KRASNER: It's pretty obvious to me that the other prosecutor in Texas is completely unaware of what prosecutorial discretion means, and he should have covered that in his first year of law school. It's not complicated. A prosecutor does have the discretion to decline to prosecute nearly all, if not all, offenses. We're talking about an intelligent decision not to waste resources on an offense that frankly was largely prosecuted for political purposes since the 1960s. I'm with the Harris County D.A.
REASON: A federal judge recently certified a class-action lawsuit challenging Philadelphia's civil asset forfeiture program. Part of that lawsuit argues the city's system is unconstitutional because district attorney office salaries are paid in part by asset forfeiture revenue. How would your office approach asset forfeiture?
KRASNER: There's huge problems with it. I think we can all agrees that if you raid Pablo Escobar's house and you find seven cars, a mountain of kilos and a couple of skeletons in the closet, we know where the giant house and the cars came from. It is an instrument and proceed of crime, and forfeiture of that is appropriate. I don't have any problem with that, but that's not the problem with Philadelphia's asset forfeiture.
Philadelphia's asset forfeiture system has been one where, if a grandkid is caught selling a bag of crack coming out of grandma's house, the D.A.'s office is going to try and take that house. They're going to try and take that house even if the grandma is old and infirm and broke. Part of the reason is because they're directly benefiting from it. It's appalling. You have a direct financial incentive to take property away from people, and unfortunately a large number of people who get swept up are people who are innocent or unaware. Ironically, the person most in charge of that system is running for D.A. as a Republican. Her name is Beth Grossman.
My remedy to this would be fairly sweeping, but most importantly, that money should never go into the D.A.'s fund. It should go into a general fund of sorts, or it should never be done in the first place. It does not belong to the police or the district attorney's office. It belongs to the taxpayer.
REASON: If you were elected district attorney, you would be coming from a different side of our adversarial system of criminal justice. Do you think your mindset would have to change at all?
KRASNER: I didn't come out of law school to be a defense lawyer, I came out of law school to be a lawyer. I don't see it as that much different, because it's the prosecutor's job to seek justice. It's the defense's job to zealously advocate for the defendant. But you're still required to present valid evidence. You're not allowed to perpetrate a fraud, and I've honored that during my career. In my view, they both seek justice, they just do it in different ways. I think the experience of being a defense lawyer for 30 years is better than being a prosecutor for 30 years, and of the reasons is I've been talking to defendants for 30 years.
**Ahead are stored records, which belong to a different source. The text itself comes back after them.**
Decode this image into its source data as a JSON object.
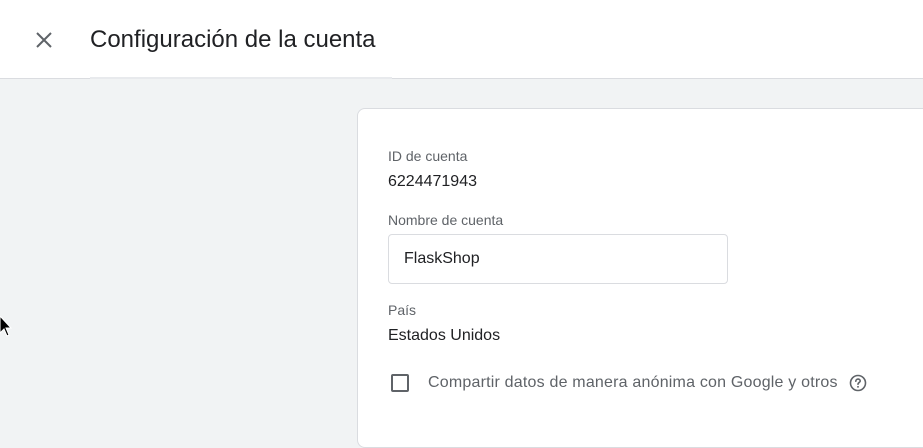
{
  "header": {
    "close_icon": "close-icon",
    "title": "Configuración de la cuenta"
  },
  "account": {
    "id_label": "ID de cuenta",
    "id_value": "6224471943",
    "name_label": "Nombre de cuenta",
    "name_value": "FlaskShop",
    "country_label": "País",
    "country_value": "Estados Unidos",
    "share_label": "Compartir datos de manera anónima con Google y otros",
    "share_checked": false,
    "help_icon": "help-circle-icon"
  },
  "colors": {
    "background": "#f1f3f4",
    "card": "#ffffff",
    "border": "#dadce0",
    "text_primary": "#202124",
    "text_secondary": "#5f6368"
  }
}
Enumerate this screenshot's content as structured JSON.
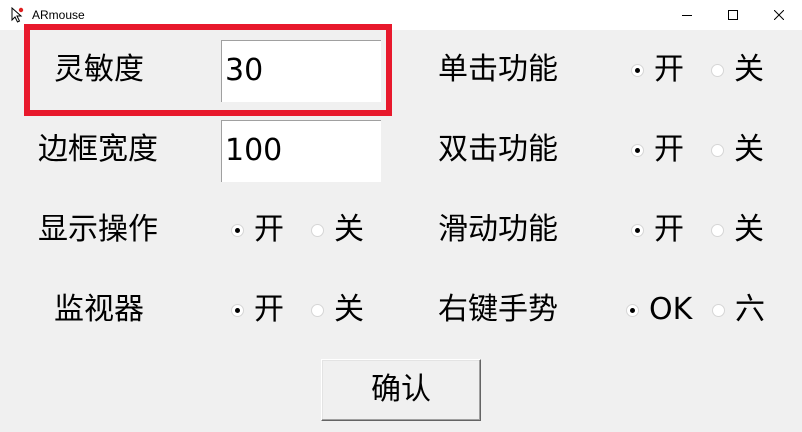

Honestly, being a criminal defense lawyer is like fighting a war with your fingernails, and being a prosecutor is like fighting a war with tanks and airplanes, because you have all the resources of the state—all the money, the team of investigators, the entire police department. Having pushed the giant boulder up the hill all these years, pushing it back down down doesn't sound to me like it would be a terribly difficult thing to do.